Posted by: sf | Dec 31, 2005 12:44:04 PM
At the risk of being a few days late for this party, I'll nevertheless note that Paul Krugman had a good column in Monday's NYT in which he notes that the nationwide averages hide great diversity in housing affordability in different parts of the country - echoing the point that Eric makes in examining the map a few paragraphs from the end of his posting.
The nut of Krugman's argument:
"[W]hen discussing housing, we should think of America as two countries, Flatland and the Zoned Zone. In Flatland, there's plenty of room to build houses, so house prices mainly reflect the cost of construction. As a result, Flatland is pretty much immune to housing bubbles. And in Flatland, houses have, if anything, become easier to afford since 2000 because of falling interest rates.
"In the Zoned Zone, by contrast, buildable lots are scarce, and house prices mainly reflect the price of these lots rather than the cost of construction. As a result, house prices in the Zoned Zone are much less tied down by economic fundamentals than prices in Flatland."
This analysis does ignore some of the inherent limitations on how far into the boonies the Flatlanders can develop, but his delineation of the Zoned Zone ("most of the Northeast Corridor, coastal Florida, much of the West Coast and a few other locations") mirrors what Eric noted on the map.
Posted by: Seth Zuckerman | Jan 4, 2006 1:38:11 PM
The Zoned Zone is also correlated with availability of amenities and such. Folks in rich countries tend to move to desirable places: good weather, stuff to do, interesting people to meet, which is also where companies relocate to. That translates to places close to the coasts (Chicago and Denver the glaring exceptions, Atlanta getting there). Buildable lots are scarce (hence more pricey) because there's a demand for them.
Posted by: Dan Staley | Jan 4, 2006 4:12:09 PM
Yup, this article richly deserved critique. As the economy becomes more volatile for a wider swath of the workforce, more households will face the primal fear: Will we lose our home if a breadwinner gets downsized or really sick?
Add to this fear the fairly high incidence of divorce, which can often have difficult economic ramifications for families.
Now add the growing usage of variable-rate, interest-only mortgages in high-cost markets such as the Puget Sound. A big spike in interest rates could push some folks over the edge.
It seems to me that when you look at home ownership in context, it by and large appears to be an economically riskier endeavor than it did in the 1980s.

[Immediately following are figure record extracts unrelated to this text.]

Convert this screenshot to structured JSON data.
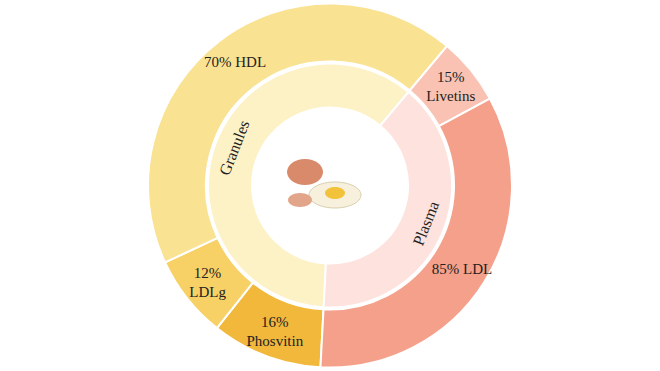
{
  "chart_data": {
    "type": "pie",
    "data_labels": true,
    "series": [
      {
        "name": "Granules",
        "color": "#fdf1c6",
        "categories": [
          "Phosvitin",
          "LDLg",
          "HDL"
        ],
        "values": [
          16,
          12,
          70
        ],
        "value_labels": [
          "16%",
          "12%",
          "70%"
        ],
        "colors": [
          "#f1b83c",
          "#f7d066",
          "#fae293"
        ]
      },
      {
        "name": "Plasma",
        "color": "#fde2dd",
        "categories": [
          "Livetins",
          "LDL"
        ],
        "values": [
          15,
          85
        ],
        "value_labels": [
          "15%",
          "85%"
        ],
        "colors": [
          "#f9c2b2",
          "#f4a08b"
        ]
      }
    ]
  }
}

Yet the hot residential market in recent years seems to be at least partially driven by a sense of fear about being permanently frozen out of home ownership.
I know a number of young families who, truth be told, weren't economically ready to buy a home but did so because 1) interest rates have been at historically low levels and 2) they were afraid that escalating Puget Sound prices would never fall back to earth.